Por Marcelo Carvalho da Silva Mayo
A ascensão das redes sociais e do fácil acesso a informação tornou comum a “viralização” de informações, notícias e postagens em geral pela internet, garantindo que em curtíssimos períodos, fatos sejam comunicados e espalhados de forma exponencial.
Se a modernidade trouxe a facilidade de propagação de informações, por outro lado diminuiu de forma drástica o direito de privacidade e confidência, visto que em muitos casos, as notícias espalhadas rapidamente tratam de fatos curiosos, privados ou sensíveis, ocorridos em um grupo social, ou mesmo por todo o mundo. Nem sempre o titular da informação espalhada, ou a pessoa a que se referem as notícias virais, desejava tornar público ou amplamente propagado o fato em questão.
Daí surgiu o Direito ao Esquecimento, que por definição é a possibilidade de que, após certo e razoável período, dados pessoais, notícias, fotos ou fatos sobre determinada pessoa venham a ser esquecidos, levados pelo tempo, e que este assunto não seja relembrado em grande escala. Assim, tais informações passariam a ser proibidas de serem veiculadas por meios de informação ou mídia.

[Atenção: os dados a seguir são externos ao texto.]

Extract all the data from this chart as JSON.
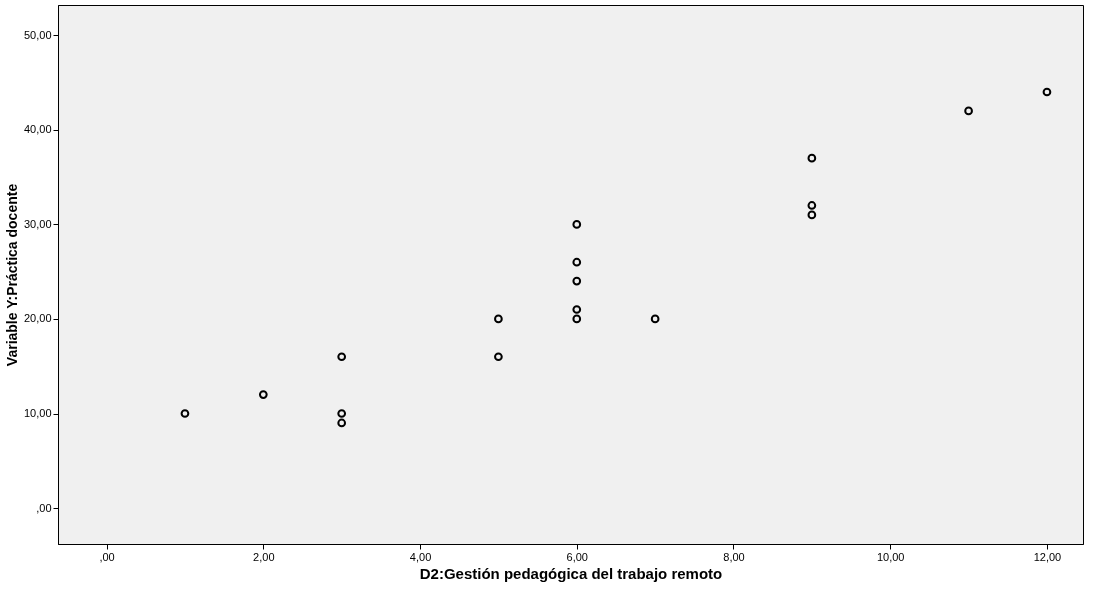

Este direito é fruto de um princípio já há muito existente no Direito Penal, previsto no Art. 202 da Lei de Execução Penal, pelo qual garante-se que não constem registros de crimes cuja pena já tenha sido cumprida de forma integral, ou que tenha sido extinta, permitindo que o delito venha a ser esquecido e que o então criminoso possa se reintegrar à sociedade sem sofrer represálias.
Com a constante evolução jurídica, o Direito ao Esquecimento migrou ao âmbito civil, e passou a prestar proteção àqueles que foram expostos em situações traumáticas, constrangedoras, humilhantes ou íntimas. No efeito prático, permitiu que pessoas expostas constantemente passassem a serem protegidas pelo tempo, e tivessem direito de serem esquecidas, sob pena de requererem indenizações pela recorrente exposição de uma mesma ocasião.
Porém, o surgimento deste direito ocasionou danos diretos às redes midiáticas e a imprensa, que passaram a enfrentar processos judiciais por reiterar notícias que uma ou mais pessoas desejavam permitir cair no esquecimento. Então, iniciou-se o debate sobre os limites de cada direito: onde acaba o a liberdade de expressão e onde começa o direito ao esquecimento?
Provocado a analisar o debate, o Supremo Tribunal Federal decidiu, recentemente, no julgamento do Recurso Extraordinário nº 1010606 (Tema 786 de Repercussão Geral), entendeu que o Direito ao Esquecimento é incompatível com a Constituição Federal a ideia de um direito ao esquecimento que possibilite impedir, em razão da passagem do tempo, a divulgação de fatos ou dados verídicos em meios de comunicação. Segundo a Corte, eventuais excessos ou abusos no exercício da liberdade de expressão e de informação devem ser analisados caso a caso, com base em parâmetros constitucionais e na legislação penal e civil.
O Relator do caso, Ministro Dias Toffoli, entendeu pela incompatibilidade do direito ao esquecimento com o ordenamento jurídico brasileiro. A ministra Cármen Lúcia, em seu voto que acompanhou o relator, argumentou que a memória coletiva garante o direito à verdade histórica, e garante a evolução social entre gerações, permitindo que erros do passado como escravidão, feminicídios, homofobia, entre outras causas, sejam relembradas e repugnadas no futuro. O ministro Ricardo Lewandowski acrescentou que a liberdade de expressão é um direito de primordial importância, pois está diretamente ligado à democracia.
Os ministros Nunes Marques e Gilmar Mendes discordaram do entendimento, mas foram vencidos pela maioria. Argumentaram que a exposição eterna de ocasiões humilhantes e vexatórias viola o princípio da dignidade da pessoa humana, que deve ser protegido pela justiça, por meio de indenizações compatíveis com a extensão do dano.
Por fim, prevaleceu a ideia de que o Direito ao Esquecimento, por mais que plausível e conexo à dignidade da pessoa humana, é incompatível com a Constituição Federal, e que eventuais excessos ou abusos no exercício da liberdade de expressão e de informação devem ser analisados caso a caso, a partir dos parâmetros constitucionais, especialmente os relativos à proteção da honra, da imagem, da privacidade e da personalidade em geral, e as expressas e específicas previsões legais nos âmbitos penal e cível”.